In the morning, they woke to the sound of rifles. People fighting or celebrating, it was hard to tell which. They did not go downstairs or open the studio. On the radio, a commentator described how, here in Jakarta, rioters had set fire to the British embassy in protest over the proclamation of the new Malaysia. This was konfrontasi, the commentator said, and Indonesia must stand firm against the threat of British imperialism.

Outside, demonstrators gathered, a sea of black caps, of pitjis, growing in number as the morning wore on. Banners printed with slogans, In the name of Allah Ever Onward No Retreat. Wideh, a sarong tied around his waist, gazed down at the crowds, his bare shoulders, slender and fragile, leaning dangerously out the window. He had been examining one of Sipke’s cameras and now he held it to his eye. He moved slowly, framing shot after shot, practising without ever touching the shutter release.

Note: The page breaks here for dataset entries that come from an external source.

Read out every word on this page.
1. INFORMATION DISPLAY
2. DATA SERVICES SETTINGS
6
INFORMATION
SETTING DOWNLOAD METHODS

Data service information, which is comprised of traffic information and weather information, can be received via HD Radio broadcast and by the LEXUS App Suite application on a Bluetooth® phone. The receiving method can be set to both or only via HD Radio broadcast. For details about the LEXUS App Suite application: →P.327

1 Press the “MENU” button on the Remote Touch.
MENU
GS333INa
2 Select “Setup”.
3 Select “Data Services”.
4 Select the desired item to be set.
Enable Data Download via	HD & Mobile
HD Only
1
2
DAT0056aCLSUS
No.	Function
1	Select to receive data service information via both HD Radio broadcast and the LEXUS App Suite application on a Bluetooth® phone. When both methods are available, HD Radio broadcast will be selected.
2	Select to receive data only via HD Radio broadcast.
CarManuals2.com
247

On the radio, one official after another denounced the presence of British and Australian troops in North Borneo. Malaysia, they said, was a threat to Indonesian independence, an incitement to war. Sipke switched off the set. The floor seemed to tremble as the angry crowd marched, chanting. An effigy of the prime minister of Malaysia was set alight, and the smell of burning cut through the air. He and Ani moved as if in a dream, washing the dishes, cleaning the floors. Outside, they heard what sounded like firecrackers or gunshots.

At noon, when they sat down to a meal of rice and curry, Wideh still wore the camera around his neck. While they ate, Sipke began to talk about setting the light metre, adjusting the depth of field, the basics of composition. “The first pictures I took,” he told Wideh, in broken Indonesian, “were landscapes, because I was too shy to speak to anyone. Later on, an older photographer gave me advice. He said that if I was patient, if I waited, then people would forget the camera. Another part of them would drift up into view.”

Wideh surprised him by saying that he had been studying Sipke’s contact sheets. “What I wish for,” he said, politely, in English, “is to have a roll of film of my own.”

Sipke reached into his pocket, and placed a small plastic canister on the table between them. Wideh was ten years old. Below, the noise of the protests grew in volume, waves of sound cascading along the narrow streets. Wideh took the canister in his hand, the way Sipke and his brothers used to hold precious stones, newborn birds, or treasures unearthed from the depths of the canals.

That night, Sipke sat up with Ani beside the radio. The light from the street lamps wavered, occasionally cutting out. “The West can help us,” a speaker said. He sounded like an older man, perhaps one who had fought in the wars of the last two decades. “But they must let us find our own way; and the best it can do is to set examples and help us to reach up to them. It should not be concerned whether our director of agriculture or education or health is a Communist or a Nationalist: that is our affair. If you honestly want to help us, you must not ask questions. You must not demand that we love you. You must earn our respect and then learn to return it.”